Il avoue comprendre les difficultés des établissements licences IV « quand vous êtes deux dans un bar, s’il y a 100 personnes qui arrivent sur la terrasse et qui sont debout, je ne vois pas comment ils peuvent faire ». D’ailleurs, il ajoute que la salle de concert, contrairement aux bars, est subventionnée, et n’est pas soumises aux mêmes contraintes financières.


… et une situation psychologiquement difficile à supporter pour certains gérants


Entre les incertitudes financières et la charge supplémentaire de travail que représente ces protocoles, les gérants et les salariés de bars sont « épuisés » assure une représentante du BBRBU, le collectif « Bars Boîtes Restos de Besac Unis » monté pendant le confinement. « On fait tout le contraire de d’habitude » raconte-t-elle « On a peur d’avoir du monde, on a peur de faire des événements ». Elle évoque des « dégâts psychologiques » chez les gérants, notamment ceux qui démultiplient leurs efforts pour que les règles sanitaires soient respectées.

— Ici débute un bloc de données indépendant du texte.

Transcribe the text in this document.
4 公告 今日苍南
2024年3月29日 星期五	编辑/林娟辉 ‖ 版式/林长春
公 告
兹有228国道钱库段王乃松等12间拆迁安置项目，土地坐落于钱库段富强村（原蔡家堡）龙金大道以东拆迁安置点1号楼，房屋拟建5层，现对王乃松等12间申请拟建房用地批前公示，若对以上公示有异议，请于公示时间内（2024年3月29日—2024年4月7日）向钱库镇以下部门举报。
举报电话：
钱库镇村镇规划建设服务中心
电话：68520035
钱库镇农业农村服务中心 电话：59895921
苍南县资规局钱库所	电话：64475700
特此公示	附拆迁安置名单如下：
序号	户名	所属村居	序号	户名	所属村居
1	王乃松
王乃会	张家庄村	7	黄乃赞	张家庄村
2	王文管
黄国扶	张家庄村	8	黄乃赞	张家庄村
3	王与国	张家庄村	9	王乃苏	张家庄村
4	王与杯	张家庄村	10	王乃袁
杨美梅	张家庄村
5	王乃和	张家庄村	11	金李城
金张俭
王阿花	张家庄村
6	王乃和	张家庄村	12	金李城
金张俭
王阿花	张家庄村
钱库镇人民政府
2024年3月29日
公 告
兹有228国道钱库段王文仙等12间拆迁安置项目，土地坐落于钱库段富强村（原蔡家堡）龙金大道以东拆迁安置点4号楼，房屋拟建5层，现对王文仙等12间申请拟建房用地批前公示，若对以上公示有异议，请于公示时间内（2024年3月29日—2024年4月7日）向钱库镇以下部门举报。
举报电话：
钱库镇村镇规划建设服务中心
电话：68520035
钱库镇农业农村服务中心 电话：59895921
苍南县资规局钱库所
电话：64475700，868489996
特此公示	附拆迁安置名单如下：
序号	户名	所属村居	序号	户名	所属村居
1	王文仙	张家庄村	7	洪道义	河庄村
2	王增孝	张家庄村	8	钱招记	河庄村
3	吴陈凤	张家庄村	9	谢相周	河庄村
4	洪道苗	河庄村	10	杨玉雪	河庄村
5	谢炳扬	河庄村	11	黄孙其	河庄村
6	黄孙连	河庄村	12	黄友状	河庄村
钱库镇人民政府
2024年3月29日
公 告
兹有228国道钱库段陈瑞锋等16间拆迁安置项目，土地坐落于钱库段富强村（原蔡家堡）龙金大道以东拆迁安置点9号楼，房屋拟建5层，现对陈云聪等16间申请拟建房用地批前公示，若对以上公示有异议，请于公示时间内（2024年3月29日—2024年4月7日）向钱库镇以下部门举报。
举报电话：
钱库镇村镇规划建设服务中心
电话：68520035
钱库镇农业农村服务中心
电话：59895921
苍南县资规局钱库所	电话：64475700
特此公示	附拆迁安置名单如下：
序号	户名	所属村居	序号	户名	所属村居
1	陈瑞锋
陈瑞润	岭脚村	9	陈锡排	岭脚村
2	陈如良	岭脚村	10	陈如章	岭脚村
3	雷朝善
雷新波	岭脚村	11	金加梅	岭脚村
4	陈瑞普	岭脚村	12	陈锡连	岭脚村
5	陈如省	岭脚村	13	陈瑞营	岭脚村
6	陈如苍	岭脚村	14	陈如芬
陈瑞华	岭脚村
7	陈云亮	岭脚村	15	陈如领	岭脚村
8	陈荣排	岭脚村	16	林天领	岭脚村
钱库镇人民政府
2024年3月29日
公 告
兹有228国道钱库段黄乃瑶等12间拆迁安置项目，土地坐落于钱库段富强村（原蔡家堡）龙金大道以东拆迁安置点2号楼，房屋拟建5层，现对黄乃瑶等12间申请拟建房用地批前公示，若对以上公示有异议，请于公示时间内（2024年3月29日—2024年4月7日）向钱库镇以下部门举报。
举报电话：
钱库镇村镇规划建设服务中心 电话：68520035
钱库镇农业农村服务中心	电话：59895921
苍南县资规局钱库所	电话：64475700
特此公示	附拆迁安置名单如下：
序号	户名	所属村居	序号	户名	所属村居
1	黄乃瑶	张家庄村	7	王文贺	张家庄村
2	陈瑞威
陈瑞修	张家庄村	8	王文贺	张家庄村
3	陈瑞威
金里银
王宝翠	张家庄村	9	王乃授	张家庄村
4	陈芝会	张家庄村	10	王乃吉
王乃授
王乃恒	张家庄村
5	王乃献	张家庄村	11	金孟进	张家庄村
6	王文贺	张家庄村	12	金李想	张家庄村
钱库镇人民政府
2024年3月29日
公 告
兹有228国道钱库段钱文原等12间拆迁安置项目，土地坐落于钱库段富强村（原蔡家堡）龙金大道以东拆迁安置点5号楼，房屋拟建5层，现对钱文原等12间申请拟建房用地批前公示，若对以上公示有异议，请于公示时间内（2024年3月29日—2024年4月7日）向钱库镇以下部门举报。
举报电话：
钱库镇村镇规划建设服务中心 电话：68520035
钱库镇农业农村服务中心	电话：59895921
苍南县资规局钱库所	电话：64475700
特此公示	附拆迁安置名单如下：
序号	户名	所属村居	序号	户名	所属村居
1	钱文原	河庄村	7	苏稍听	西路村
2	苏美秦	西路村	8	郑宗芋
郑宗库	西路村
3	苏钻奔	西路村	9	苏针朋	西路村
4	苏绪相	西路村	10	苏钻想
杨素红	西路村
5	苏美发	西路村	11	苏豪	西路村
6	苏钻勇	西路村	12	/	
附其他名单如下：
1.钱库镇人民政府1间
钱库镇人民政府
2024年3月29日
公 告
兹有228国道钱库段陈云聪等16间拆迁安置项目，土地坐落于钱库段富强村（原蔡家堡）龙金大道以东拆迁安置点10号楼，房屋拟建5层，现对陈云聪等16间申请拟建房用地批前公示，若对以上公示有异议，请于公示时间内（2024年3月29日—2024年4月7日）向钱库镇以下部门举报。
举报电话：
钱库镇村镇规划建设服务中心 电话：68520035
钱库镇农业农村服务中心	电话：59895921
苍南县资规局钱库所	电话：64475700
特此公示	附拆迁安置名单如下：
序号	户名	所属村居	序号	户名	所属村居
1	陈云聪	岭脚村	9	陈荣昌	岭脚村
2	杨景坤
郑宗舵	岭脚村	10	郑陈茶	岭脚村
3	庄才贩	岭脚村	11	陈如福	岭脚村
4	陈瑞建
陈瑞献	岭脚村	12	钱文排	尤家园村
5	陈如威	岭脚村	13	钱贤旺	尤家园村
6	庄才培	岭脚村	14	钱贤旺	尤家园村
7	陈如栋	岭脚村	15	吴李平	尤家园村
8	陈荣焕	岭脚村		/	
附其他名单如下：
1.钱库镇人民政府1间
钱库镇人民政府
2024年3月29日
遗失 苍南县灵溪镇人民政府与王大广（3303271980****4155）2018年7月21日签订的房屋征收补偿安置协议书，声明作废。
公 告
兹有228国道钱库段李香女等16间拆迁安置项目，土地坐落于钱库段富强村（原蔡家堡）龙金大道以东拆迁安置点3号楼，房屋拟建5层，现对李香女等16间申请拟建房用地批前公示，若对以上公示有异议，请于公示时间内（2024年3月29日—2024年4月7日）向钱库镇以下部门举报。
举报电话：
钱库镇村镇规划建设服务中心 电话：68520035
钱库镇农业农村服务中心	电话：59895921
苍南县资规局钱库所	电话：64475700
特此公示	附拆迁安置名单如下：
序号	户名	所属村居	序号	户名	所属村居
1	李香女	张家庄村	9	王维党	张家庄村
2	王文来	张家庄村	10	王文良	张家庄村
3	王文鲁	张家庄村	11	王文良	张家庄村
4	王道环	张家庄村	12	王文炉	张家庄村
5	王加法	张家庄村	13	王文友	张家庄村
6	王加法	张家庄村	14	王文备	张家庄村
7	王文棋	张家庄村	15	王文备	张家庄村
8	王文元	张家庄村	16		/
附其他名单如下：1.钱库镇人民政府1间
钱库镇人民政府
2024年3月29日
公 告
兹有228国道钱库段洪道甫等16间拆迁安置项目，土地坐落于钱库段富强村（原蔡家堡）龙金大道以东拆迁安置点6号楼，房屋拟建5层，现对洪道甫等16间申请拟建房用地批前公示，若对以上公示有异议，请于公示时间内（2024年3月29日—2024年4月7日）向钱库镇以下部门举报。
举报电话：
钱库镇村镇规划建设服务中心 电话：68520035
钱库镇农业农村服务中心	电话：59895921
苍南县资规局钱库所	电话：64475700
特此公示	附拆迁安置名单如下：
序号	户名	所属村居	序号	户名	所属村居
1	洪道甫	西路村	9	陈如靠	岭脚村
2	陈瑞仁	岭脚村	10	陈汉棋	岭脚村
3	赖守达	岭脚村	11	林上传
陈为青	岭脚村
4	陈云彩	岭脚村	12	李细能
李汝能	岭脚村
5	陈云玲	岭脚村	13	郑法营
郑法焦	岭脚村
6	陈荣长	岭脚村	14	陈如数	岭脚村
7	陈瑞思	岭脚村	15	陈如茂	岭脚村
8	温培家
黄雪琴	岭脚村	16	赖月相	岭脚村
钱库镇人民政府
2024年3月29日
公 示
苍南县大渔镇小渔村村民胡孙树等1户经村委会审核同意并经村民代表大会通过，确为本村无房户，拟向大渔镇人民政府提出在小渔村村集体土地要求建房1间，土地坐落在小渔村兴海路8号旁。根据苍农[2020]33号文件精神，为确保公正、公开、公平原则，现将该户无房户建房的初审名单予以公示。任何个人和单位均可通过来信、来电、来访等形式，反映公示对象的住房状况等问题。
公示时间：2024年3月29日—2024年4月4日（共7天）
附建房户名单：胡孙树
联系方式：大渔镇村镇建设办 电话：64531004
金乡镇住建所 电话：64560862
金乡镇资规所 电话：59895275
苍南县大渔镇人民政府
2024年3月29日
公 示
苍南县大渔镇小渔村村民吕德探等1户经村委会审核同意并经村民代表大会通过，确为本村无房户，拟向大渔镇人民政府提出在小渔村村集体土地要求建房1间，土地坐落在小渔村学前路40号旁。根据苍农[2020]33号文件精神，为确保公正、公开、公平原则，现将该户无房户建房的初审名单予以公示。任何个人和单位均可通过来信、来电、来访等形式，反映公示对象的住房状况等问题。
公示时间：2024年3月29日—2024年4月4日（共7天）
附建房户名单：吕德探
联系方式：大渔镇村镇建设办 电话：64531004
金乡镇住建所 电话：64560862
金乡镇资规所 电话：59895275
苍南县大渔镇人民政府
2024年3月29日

Des propos, confirmés par la gérante d’un des bars pointés du doigt par la municipalité. « Je suis en stress quand je vois le monde arriver, alors que je devrais être contente » nous confie-t-elle, visiblement exténuée. « C’est un stress permanent » dit-elle, ajoutant que pour diminuer les risques, elle ferme désormais plus tôt : « on se dit qu’on a bien travaillé et que c’est pas la peine de s’attirer la foudre ». Dans un autre bar, on nous raconte décider parfois de fermer la terrasse une heure avant le reste de l’établissement, « pour éviter que les gens s’agglutinent devant le bar », y compris ceux qui n’y ont rien consommé. 

Conscients qu’il est pourtant essentiel de limiter la progression de l’épidémie, le BBRBU envisage de demander à la municipalité de l’aide. « Elle pourrait peut-être, sur des gros événements, mettre des médiateurs dans les rues les plus fréquentées » propose sa représente. Car « il y a une réelle difficulté, sur des soirées comme jeudi, lorsqu’on a des centaines d’étudiants qui sont dans le centre en même temps ». Une proposition dont le collectif veut discuter avec la mairie dans les prochains jours, tout en appelant les bars à être solidaires les uns des autres, et en espérant qu'aucun ne sera trop tenté de laisser faire. 

D’autant plus qu’une question, lancinante, revient dans de nombreuses bouches : « là, il fait beau, mais comment on va faire quand il fera froid ? ».